O Conselho Nacional da Educação (CNE) aprovou nesta segunda-feira um parecer com diretrizes para a adoção de IA na educação básica e superior no Brasil. O documento estabelece níveis de risco, orienta a implementação e reforça o papel do professor como mediador, deixando claro que a IA não substitui a presença humana em sala.
Especialistas destacam que a IA pode potencializar planejamento, personalização do aprendizado e monitoramento de desempenho. Contudo, apontam que o uso deve ser estratégico para evitar ganhos apenas de curto prazo, defendendo regulamentação para orientar a integração correta da tecnologia.
Segundo estudo global, o Brasil liderou o uso de IA em tarefas e produtividade em 2024, com 54% dos brasileiros relatando uso de IA generativa, acima da média mundial.

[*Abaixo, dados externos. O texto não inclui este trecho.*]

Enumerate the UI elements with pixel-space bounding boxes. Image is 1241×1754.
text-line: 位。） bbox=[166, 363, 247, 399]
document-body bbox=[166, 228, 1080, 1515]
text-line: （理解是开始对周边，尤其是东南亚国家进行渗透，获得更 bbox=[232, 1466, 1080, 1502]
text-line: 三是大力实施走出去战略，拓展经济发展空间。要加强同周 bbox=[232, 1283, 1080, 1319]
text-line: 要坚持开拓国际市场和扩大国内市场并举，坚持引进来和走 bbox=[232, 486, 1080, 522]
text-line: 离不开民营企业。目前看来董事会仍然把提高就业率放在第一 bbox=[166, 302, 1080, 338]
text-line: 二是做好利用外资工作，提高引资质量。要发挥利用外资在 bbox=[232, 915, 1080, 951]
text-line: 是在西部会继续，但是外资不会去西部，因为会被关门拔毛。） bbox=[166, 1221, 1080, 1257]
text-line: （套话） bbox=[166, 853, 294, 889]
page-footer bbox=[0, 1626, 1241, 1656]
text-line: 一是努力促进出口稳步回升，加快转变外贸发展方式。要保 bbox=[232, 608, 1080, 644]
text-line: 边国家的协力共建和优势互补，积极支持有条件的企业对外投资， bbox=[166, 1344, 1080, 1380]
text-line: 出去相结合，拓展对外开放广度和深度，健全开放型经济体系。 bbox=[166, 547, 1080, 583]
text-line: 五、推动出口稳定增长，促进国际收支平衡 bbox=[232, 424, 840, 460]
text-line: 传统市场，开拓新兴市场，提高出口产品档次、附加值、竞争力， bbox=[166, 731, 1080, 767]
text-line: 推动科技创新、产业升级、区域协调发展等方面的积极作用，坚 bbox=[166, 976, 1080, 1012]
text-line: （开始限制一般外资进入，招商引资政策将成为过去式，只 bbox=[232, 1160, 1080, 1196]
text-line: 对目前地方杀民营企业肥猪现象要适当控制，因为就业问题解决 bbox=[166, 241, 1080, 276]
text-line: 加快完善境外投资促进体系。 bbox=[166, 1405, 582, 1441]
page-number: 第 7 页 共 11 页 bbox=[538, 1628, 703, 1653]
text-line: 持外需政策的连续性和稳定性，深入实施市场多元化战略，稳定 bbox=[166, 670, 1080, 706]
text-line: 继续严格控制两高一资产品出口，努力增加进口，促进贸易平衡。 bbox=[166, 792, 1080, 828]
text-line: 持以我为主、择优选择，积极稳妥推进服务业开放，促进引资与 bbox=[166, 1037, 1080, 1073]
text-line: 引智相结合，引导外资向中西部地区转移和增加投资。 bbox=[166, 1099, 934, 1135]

No Rio de Janeiro, a plataforma e-Rio oferece a ferramenta ProfessorIA, com mais de 134 mil interações e suporte a EJA e educação inclusiva.
No manejo cotidiano, escolas utilizam IA para otimizar rotinas e preparar alunos para o Enem. Em Castelnuovo (RJ), o projeto Giroteca Ativa simula cenários de aprendizagem com IA, ajudando no planejamento e nas propostas pedagógicas. Professores destacam ganho na antecipação de dúvidas.
Em Niterói, o Colégio Machado de Assis utiliza IA para criar simulados e ajustar dificuldades, personalizando textos e atividades. Gestores e docentes relatam facilidades no planejamento de aulas e na adaptação de conteúdos para alunos com necessidades diferentes.
Próximos passos
A aprovação do parecer aponta a necessidade de políticas públicas voltadas à formação docente para o uso ético da IA. Especialistas defendem condições estruturais que assegurem qualidade do ensino mantido pelo professor, com mediação pedagógica adequada. A ideia é ampliar formação e infraestrutura para o uso responsável da tecnologia.